Mentre in radio alle 10 a ‘Radio di Bordo’ su Radio1 ospite Andrea Ballabio, direttore del Tigem, che racconta i trent’anni dell’Istituto di Napoli. In serata su Radio2, durante la trasmissione ‘Gli Sbandati’, Diego di Bernardo, ricercatore del Tigem e bioinformatico, racconta la figura del ricercatore 3.0.

Proprio per sensibilizzare quanti più cittadini sull’importanza della ricerca sulle malattie genetiche rare, anche la Testata Giornalistica Regionale (TGR), TG1, TG2, TG3, TG3 Leonardo, TG2 Medicina 33 e Rainews24 seguono con il consueto impegno la maratona Telethon, con approfondimenti sulla ricerca scientifica, sulle storie dei pazienti e sul coinvolgimento della rete territoriale Telethon impegnata nella campagna di sensibilizzazione e raccolta fondi.

Quindi fino al 31 dicembre sarà attivo il numero solidale 45510. Il valore della donazione sarà € 2 per ciascun SMS inviato da cellulari WindTre, TIM, Vodafone, PosteMobile, CoopVoce e Tiscali. Sarà possibile donare anche chiamando da telefono fisso TIM, Vodafone, WindTre, Fastweb e Tiscali (€ 5/10); TWT, Convergenze, PosteMobile e Clouditalia (€ 5).

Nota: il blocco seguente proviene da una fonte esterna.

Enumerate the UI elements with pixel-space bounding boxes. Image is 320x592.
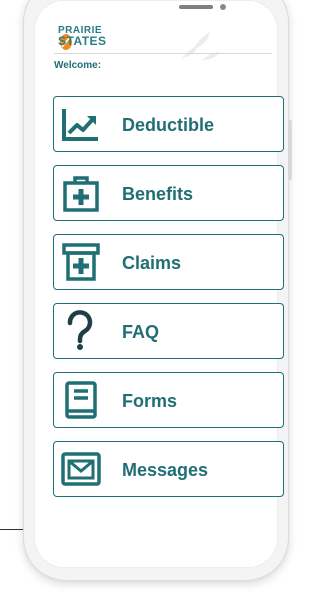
phone-screen: PRAIRIE STATES Welcome: Deductible Benef… xyxy=(34,0,284,568)
faq-label: FAQ xyxy=(122,322,160,342)
header-divider xyxy=(54,53,272,54)
forms-label: Forms xyxy=(122,391,178,411)
phone-frame: PRAIRIE STATES Welcome: Deductible Benef… xyxy=(24,0,288,580)
envelope-icon xyxy=(61,452,101,486)
phone-speaker xyxy=(179,5,213,9)
deductible-label: Deductible xyxy=(122,115,215,135)
claims-button[interactable]: Claims xyxy=(53,234,284,290)
book-icon xyxy=(65,381,97,419)
benefits-button[interactable]: Benefits xyxy=(53,165,284,221)
phone-camera xyxy=(220,4,226,10)
forms-button[interactable]: Forms xyxy=(53,372,284,428)
medical-kit-icon xyxy=(63,176,99,212)
welcome-text: Welcome: xyxy=(54,60,102,71)
phone-side-button xyxy=(288,120,292,180)
brand-line-2: STATES xyxy=(58,34,107,48)
faq-button[interactable]: FAQ xyxy=(53,303,284,359)
benefits-label: Benefits xyxy=(122,184,194,204)
messages-button[interactable]: Messages xyxy=(53,441,284,497)
deductible-button[interactable]: Deductible xyxy=(53,96,284,152)
messages-label: Messages xyxy=(122,460,209,480)
medicine-box-icon xyxy=(62,243,100,281)
chart-trending-up-icon xyxy=(62,109,98,141)
claims-label: Claims xyxy=(122,253,182,273)
question-mark-icon xyxy=(67,310,93,350)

La campagna di raccolta fondi Telethon sarà inoltre promossa con la ‘Giornata negli Stadi’, un’iniziativa che si svolgerà sul campo di gioco nella fase precedente l’inizio degli incontri della 16^  giornata di Serie A (14-16 dicembre 2019), in concomitanza con la maratona televisiva in onda sulle reti RAI.

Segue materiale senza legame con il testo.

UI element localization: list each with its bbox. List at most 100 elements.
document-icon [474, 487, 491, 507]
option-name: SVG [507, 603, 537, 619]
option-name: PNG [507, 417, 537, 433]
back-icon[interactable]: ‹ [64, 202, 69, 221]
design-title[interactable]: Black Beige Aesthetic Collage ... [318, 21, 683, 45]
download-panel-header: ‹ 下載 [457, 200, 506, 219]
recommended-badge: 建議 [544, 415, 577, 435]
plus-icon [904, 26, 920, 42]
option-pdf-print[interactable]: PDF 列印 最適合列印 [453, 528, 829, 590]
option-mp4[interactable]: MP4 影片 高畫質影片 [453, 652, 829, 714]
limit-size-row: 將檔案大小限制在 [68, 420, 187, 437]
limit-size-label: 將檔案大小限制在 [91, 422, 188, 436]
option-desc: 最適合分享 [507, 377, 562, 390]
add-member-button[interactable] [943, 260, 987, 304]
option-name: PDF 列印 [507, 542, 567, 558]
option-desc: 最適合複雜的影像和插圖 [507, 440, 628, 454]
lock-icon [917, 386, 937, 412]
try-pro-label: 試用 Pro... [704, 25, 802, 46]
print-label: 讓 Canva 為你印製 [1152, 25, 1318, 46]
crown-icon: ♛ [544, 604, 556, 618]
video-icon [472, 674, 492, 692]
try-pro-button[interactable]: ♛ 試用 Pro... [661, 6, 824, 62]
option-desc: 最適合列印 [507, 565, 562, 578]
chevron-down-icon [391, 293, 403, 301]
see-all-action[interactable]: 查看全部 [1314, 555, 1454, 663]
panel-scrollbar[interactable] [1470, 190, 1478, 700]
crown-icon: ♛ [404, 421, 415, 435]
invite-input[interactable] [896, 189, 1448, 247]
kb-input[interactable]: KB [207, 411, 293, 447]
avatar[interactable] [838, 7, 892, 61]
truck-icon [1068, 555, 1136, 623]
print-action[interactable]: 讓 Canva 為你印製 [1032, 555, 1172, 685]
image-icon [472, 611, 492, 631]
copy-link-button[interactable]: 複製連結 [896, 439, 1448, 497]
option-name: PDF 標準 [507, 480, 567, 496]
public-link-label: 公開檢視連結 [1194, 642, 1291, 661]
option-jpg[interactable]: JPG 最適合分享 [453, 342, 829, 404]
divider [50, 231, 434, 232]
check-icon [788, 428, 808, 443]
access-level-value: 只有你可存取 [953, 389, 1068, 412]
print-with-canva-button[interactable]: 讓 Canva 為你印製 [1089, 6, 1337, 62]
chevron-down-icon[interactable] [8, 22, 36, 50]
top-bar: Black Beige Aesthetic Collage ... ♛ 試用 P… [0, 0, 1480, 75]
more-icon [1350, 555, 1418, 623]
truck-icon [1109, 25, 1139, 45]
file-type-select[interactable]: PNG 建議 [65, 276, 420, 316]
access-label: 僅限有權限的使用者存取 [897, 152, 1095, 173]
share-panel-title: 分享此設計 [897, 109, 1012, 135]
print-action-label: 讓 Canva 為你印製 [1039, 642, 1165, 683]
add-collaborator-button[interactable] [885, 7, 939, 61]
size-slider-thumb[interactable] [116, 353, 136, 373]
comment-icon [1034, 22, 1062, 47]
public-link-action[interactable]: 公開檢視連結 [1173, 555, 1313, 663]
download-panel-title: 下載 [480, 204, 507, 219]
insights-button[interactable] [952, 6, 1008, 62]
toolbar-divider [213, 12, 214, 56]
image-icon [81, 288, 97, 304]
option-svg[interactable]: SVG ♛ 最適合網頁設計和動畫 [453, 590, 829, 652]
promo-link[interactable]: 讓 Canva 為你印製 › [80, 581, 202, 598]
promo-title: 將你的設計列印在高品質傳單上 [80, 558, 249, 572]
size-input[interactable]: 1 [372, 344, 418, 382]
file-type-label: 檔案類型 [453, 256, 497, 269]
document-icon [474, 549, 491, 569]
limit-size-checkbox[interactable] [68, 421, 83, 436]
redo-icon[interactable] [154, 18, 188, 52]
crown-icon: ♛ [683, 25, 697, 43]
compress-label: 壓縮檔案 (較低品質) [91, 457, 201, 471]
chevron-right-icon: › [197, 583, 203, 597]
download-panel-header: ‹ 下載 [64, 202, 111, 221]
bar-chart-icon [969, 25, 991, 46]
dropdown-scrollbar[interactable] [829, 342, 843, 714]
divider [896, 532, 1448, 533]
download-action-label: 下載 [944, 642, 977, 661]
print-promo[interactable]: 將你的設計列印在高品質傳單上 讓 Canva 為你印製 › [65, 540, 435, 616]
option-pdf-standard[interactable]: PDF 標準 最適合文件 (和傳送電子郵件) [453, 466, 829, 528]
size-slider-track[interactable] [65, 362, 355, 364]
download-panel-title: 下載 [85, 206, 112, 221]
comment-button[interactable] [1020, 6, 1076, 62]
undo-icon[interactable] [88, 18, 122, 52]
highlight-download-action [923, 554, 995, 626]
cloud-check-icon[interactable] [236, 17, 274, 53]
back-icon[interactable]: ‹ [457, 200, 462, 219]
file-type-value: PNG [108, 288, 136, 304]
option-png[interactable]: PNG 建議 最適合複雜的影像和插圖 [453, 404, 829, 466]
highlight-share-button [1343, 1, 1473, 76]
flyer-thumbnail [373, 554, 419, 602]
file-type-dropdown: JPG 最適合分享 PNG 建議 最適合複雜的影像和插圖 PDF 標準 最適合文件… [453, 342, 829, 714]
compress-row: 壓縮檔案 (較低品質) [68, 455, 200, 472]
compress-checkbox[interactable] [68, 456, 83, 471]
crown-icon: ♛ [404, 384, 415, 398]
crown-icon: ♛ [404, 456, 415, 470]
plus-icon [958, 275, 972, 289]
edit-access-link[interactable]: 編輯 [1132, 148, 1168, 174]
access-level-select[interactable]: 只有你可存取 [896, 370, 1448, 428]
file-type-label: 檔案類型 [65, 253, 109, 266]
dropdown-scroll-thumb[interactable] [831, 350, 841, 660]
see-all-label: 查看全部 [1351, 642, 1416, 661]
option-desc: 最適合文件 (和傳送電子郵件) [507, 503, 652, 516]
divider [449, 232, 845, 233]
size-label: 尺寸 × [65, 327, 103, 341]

Infine domenica15, sabato 21 e domenica 22 dicembre in più di 3.000 piazze  italiane sarà possibile ricevere il ‘Cuore di cioccolato’ di Fondazione Telethon per supportare la ricerca scientifica sulle malattie genetiche rare. Il ‘Cuore di cioccolato’  è distribuito in tutte le province d’Italia dai volontari di Fondazione Telethon e  UILDM, e di Avis, Anffas, Azione Cattolica e UNPLI.

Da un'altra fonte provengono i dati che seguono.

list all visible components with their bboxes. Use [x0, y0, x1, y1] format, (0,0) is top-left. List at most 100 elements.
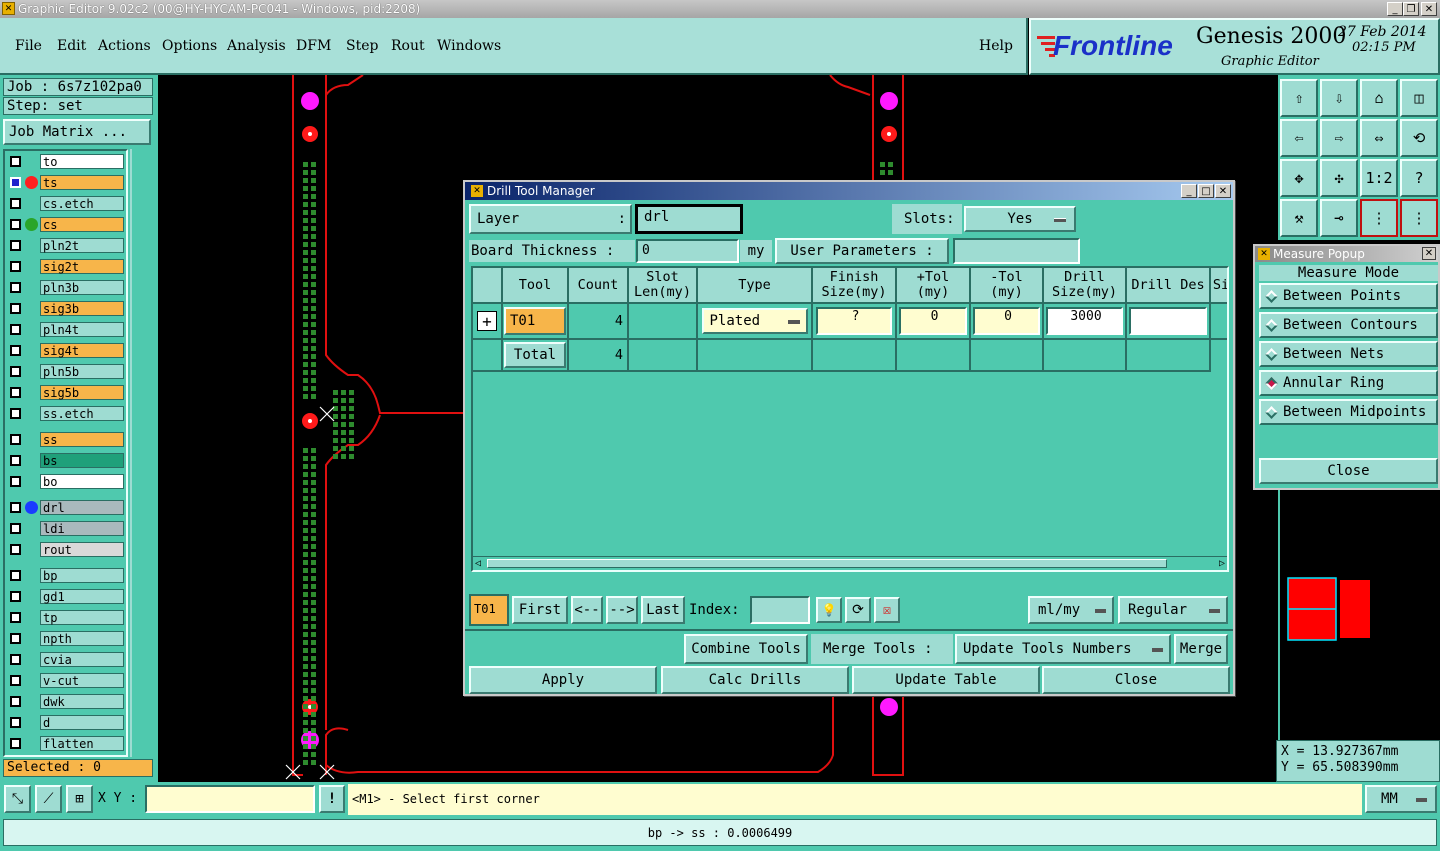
- grid-icon[interactable]: ⊞: [66, 785, 93, 813]
- home-icon[interactable]: ⌂: [1360, 79, 1398, 117]
- overview-panel[interactable]: [1278, 490, 1440, 740]
- menu-dfm[interactable]: DFM: [296, 38, 331, 54]
- first-button[interactable]: First: [512, 596, 568, 624]
- panel-icon[interactable]: ◫: [1400, 79, 1438, 117]
- drill-des-input[interactable]: [1129, 307, 1207, 335]
- refresh-icon[interactable]: ⟳: [845, 597, 871, 623]
- user-parameters-input[interactable]: [953, 238, 1080, 264]
- layer-row-sig5b[interactable]: sig5b: [6, 385, 124, 400]
- layer-row-pln5b[interactable]: pln5b: [6, 364, 124, 379]
- type-select[interactable]: Plated: [701, 308, 808, 334]
- menu-edit[interactable]: Edit: [57, 38, 86, 54]
- warning-button[interactable]: !: [319, 785, 345, 813]
- tool-button[interactable]: T01: [504, 307, 566, 335]
- layer-checkbox[interactable]: [10, 455, 21, 466]
- layer-checkbox[interactable]: [10, 282, 21, 293]
- layer-checkbox[interactable]: [10, 408, 21, 419]
- layer-checkbox[interactable]: [10, 156, 21, 167]
- scale-icon[interactable]: 1:2: [1360, 159, 1398, 197]
- layer-checkbox[interactable]: [10, 387, 21, 398]
- update-table-button[interactable]: Update Table: [852, 666, 1040, 694]
- layer-row-sig2t[interactable]: sig2t: [6, 259, 124, 274]
- layer-row-drl[interactable]: drl: [6, 500, 124, 515]
- slots-select[interactable]: Yes: [964, 206, 1076, 232]
- prev-button[interactable]: <--: [571, 596, 603, 624]
- calc-drills-button[interactable]: Calc Drills: [661, 666, 849, 694]
- menu-help[interactable]: Help: [979, 38, 1013, 54]
- layer-row-ss[interactable]: ss: [6, 432, 124, 447]
- layer-checkbox[interactable]: [10, 240, 21, 251]
- units-select[interactable]: ml/my: [1028, 596, 1114, 624]
- scroll-left-icon[interactable]: ◁: [475, 558, 481, 569]
- layer-row-pln2t[interactable]: pln2t: [6, 238, 124, 253]
- merge-button[interactable]: Merge: [1174, 634, 1228, 664]
- board-thickness-input[interactable]: 0: [636, 239, 739, 263]
- layer-checkbox[interactable]: [10, 696, 21, 707]
- layer-down-icon[interactable]: ⋮: [1400, 199, 1438, 237]
- layer-row-ts[interactable]: ts: [6, 175, 124, 190]
- center-icon[interactable]: ✣: [1320, 159, 1358, 197]
- close-icon[interactable]: ✕: [1422, 247, 1436, 260]
- layer-row-rout[interactable]: rout: [6, 542, 124, 557]
- apply-button[interactable]: Apply: [469, 666, 657, 694]
- measure-close-button[interactable]: Close: [1259, 458, 1438, 484]
- layer-row-sig3b[interactable]: sig3b: [6, 301, 124, 316]
- menu-options[interactable]: Options: [162, 38, 217, 54]
- layer-row-flatten[interactable]: flatten: [6, 736, 124, 751]
- layer-row-v-cut[interactable]: v-cut: [6, 673, 124, 688]
- layer-checkbox[interactable]: [10, 654, 21, 665]
- layer-row-bp[interactable]: bp: [6, 568, 124, 583]
- layer-checkbox[interactable]: [10, 366, 21, 377]
- layer-checkbox[interactable]: [10, 502, 21, 513]
- layer-row-gd1[interactable]: gd1: [6, 589, 124, 604]
- xy-input[interactable]: [145, 785, 315, 813]
- close-button[interactable]: Close: [1042, 666, 1230, 694]
- layer-checkbox[interactable]: [10, 219, 21, 230]
- close-icon[interactable]: ✕: [1215, 184, 1231, 198]
- drill-size-input[interactable]: 3000: [1046, 307, 1123, 335]
- combine-tools-button[interactable]: Combine Tools: [684, 634, 808, 664]
- move-up-icon[interactable]: ⇧: [1280, 79, 1318, 117]
- finish-size-input[interactable]: ?: [816, 307, 892, 335]
- layer-checkbox[interactable]: [10, 633, 21, 644]
- measure-option-between-contours[interactable]: Between Contours: [1259, 312, 1438, 338]
- index-input[interactable]: [750, 596, 810, 624]
- minus-tol-input[interactable]: 0: [973, 307, 1040, 335]
- layer-row-sig4t[interactable]: sig4t: [6, 343, 124, 358]
- layer-checkbox[interactable]: [10, 591, 21, 602]
- layer-row-bs[interactable]: bs: [6, 453, 124, 468]
- measure-option-between-midpoints[interactable]: Between Midpoints: [1259, 399, 1438, 425]
- restore-icon[interactable]: ❐: [1403, 2, 1419, 16]
- layer-row-to[interactable]: to: [6, 154, 124, 169]
- menu-rout[interactable]: Rout: [391, 38, 425, 54]
- layer-checkbox[interactable]: [10, 177, 21, 188]
- fit-all-icon[interactable]: ✥: [1280, 159, 1318, 197]
- close-icon[interactable]: ✕: [1421, 2, 1437, 16]
- layer-field[interactable]: drl: [635, 204, 743, 234]
- layer-row-cs[interactable]: cs: [6, 217, 124, 232]
- layer-row-dwk[interactable]: dwk: [6, 694, 124, 709]
- minimize-icon[interactable]: _: [1181, 184, 1197, 198]
- measure-icon[interactable]: ⟋: [35, 785, 62, 813]
- measure-option-annular-ring[interactable]: Annular Ring: [1259, 370, 1438, 396]
- layer-checkbox[interactable]: [10, 303, 21, 314]
- layer-row-ldi[interactable]: ldi: [6, 521, 124, 536]
- move-down-icon[interactable]: ⇩: [1320, 79, 1358, 117]
- rotate-icon[interactable]: ⟲: [1400, 119, 1438, 157]
- user-parameters-button[interactable]: User Parameters :: [775, 238, 949, 264]
- measure-option-between-nets[interactable]: Between Nets: [1259, 341, 1438, 367]
- table-hscrollbar[interactable]: ◁ ▷: [473, 556, 1227, 570]
- layer-checkbox[interactable]: [10, 324, 21, 335]
- layer-checkbox[interactable]: [10, 544, 21, 555]
- mode-select[interactable]: Regular: [1118, 596, 1228, 624]
- scroll-thumb[interactable]: [487, 559, 1167, 568]
- menu-file[interactable]: File: [15, 38, 42, 54]
- layer-row-npth[interactable]: npth: [6, 631, 124, 646]
- tools-icon[interactable]: ⚒: [1280, 199, 1318, 237]
- help-icon[interactable]: ?: [1400, 159, 1438, 197]
- layer-checkbox[interactable]: [10, 738, 21, 749]
- scroll-right-icon[interactable]: ▷: [1219, 558, 1225, 569]
- last-button[interactable]: Last: [641, 596, 685, 624]
- move-right-icon[interactable]: ⇨: [1320, 119, 1358, 157]
- layer-row-cvia[interactable]: cvia: [6, 652, 124, 667]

Il presidente nazionale di Azione Cattolica, prof. Matteo Truffelli, ha spiegato l’adesione alla ‘famiglia’ di Telethon: “Sicuramente che possa rendere più facile la vita di tante persone che sperimentano quotidianamente la fragilità legata alla malattia. Speriamo anche che questa iniziativa eserciti una influenza positiva su tante persone, aiutandole a vedere quello che non vedono e ad accorgersi delle situazioni di difficoltà che esistono molto vicino a loro.  Farlo in collaborazione con Telethon sarà ancora più efficace, per far sì che le nostre parrocchie diventino luoghi dove le persone si interrogano su questi temi, nei modi opportuni…

Il nostro primo obiettivo è quello di non far sentire le persone sole, abbandonate a sé stesse. Abbiamo la buona consuetudine di camminare insieme, invitando al centro le persone che spesso rimangono ai margini. È questo che intendiamo mettere in pratica anche in questo caso, e siamo sicuri che sapremo farci fratelli e sorelle di tanti nuovi fratelli e sorelle che magari ancora non conosciamo ma che presto saremo in grado di riconoscere e amare”.